The newly adopted and proposed rules will transform the manner private offerings are conducted. Although the newly adopted rules will not be effective until late September, we recommend that companies that are currently involved in or contemplating Rule 506 offerings take the following five initial steps to be prepared.
Assess the Impact of Bad Boy Prohibitions. Issuers wishing to utilize Rule 506 should identify those persons covered by the Bad Boy Prohibitions, take steps to confirm that they are not disqualified from using Rule 506 and determine whether any written disclosure of prior bad acts may be necessary. Since the disqualification trigger is tied to the effective date of the new rules, we would not expect many companies to find themselves facing immediate disqualification; however, the disclosure requirements remain a critical component for compliance with the rules and the availability of the exemption. Prompt completion of this diligence will be particularly important for issuers currently conducting Rule 506 offerings. Public companies should consider revising their D&O Questionnaires to include questions about disqualifying events in order to be prepared for potential issues in future private placements.
Review Communications Procedures. Companies should review their media and communications policies to ensure that the solicitation process and offering communications (including general solicitation) are appropriately covered by such policies. Individuals that are authorized to speak on a company’s behalf should be informed of the new rules.
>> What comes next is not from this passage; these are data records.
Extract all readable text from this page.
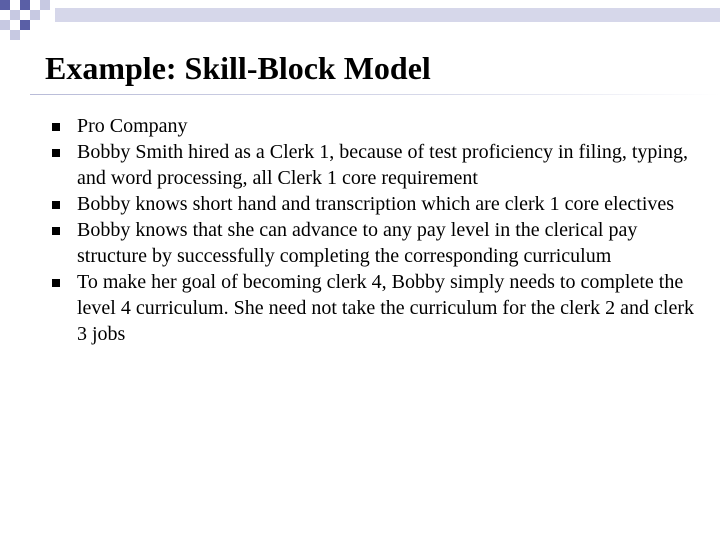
Example: Skill-Block Model
Pro Company
Bobby Smith hired as a Clerk 1, because of test proficiency in filing, typing, and word processing, all Clerk 1 core requirement
Bobby knows short hand and transcription which are clerk 1 core electives
Bobby knows that she can advance to any pay level in the clerical pay structure by successfully completing the corresponding curriculum
To make her goal of becoming clerk 4, Bobby simply needs to complete the level 4 curriculum. She need not take the curriculum for the clerk 2 and clerk 3 jobs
Establish Verification Standards and Recordkeeping Procedures. Companies should consider the different verification methods and develop appropriate verification standards to be used in future offerings. Third-party verification services should also be assessed. Because the burden of proving the availability of a particular exemption lies upon companies claiming an exemption, companies should also ensure that adequate recordkeeping procedures are in place to document the verification process.
Involve Counsel Early in Planning for Offerings. Since the new rules will significantly impact market practice and the legal practice associated with conducting private placements, we recommend that you seek counsel early in your planning process to help you assess the best path forward. Challenges and pitfalls can develop even for the most seasoned issuers who are well-versed in the use of the Rule 506 exemption.
For instance, companies will need to consider, before initiating any offers, whether they would like to include non-accredited investors and whether any investors will be uncomfortable with the verification steps required in Rule 506(c) offerings, which may dissuade an issuer from utilizing new Rule 506(c). The ban on the use of general solicitation and advertising in private placements remains in place under Rule 506(b) (which permits up to 35 non-accredited investors to participate in the offering) and Section 4(a)(2) of the Securities Act. Companies undertaking any form of general solicitation in an offering that somehow fails to meet the requirements of Rule 506(c) may find that they can no longer avail themselves of Rule 506(b) or Section 4(a)(2), and thus there may not be any exemption available for their offering.
Monitor Market Practice and Rule Making. Companies will need to monitor how market practice develops with respect to general solicitation and advertising, including the investment community’s response to and appetite for different verification methods. Companies will also need to watch for any final rules related to the Proposed Offering Rules and ensure that they comply with any new Regulation D requirements, especially since the Proposed Offering Rules provide serious consequences for failing to comply with Form D requirements.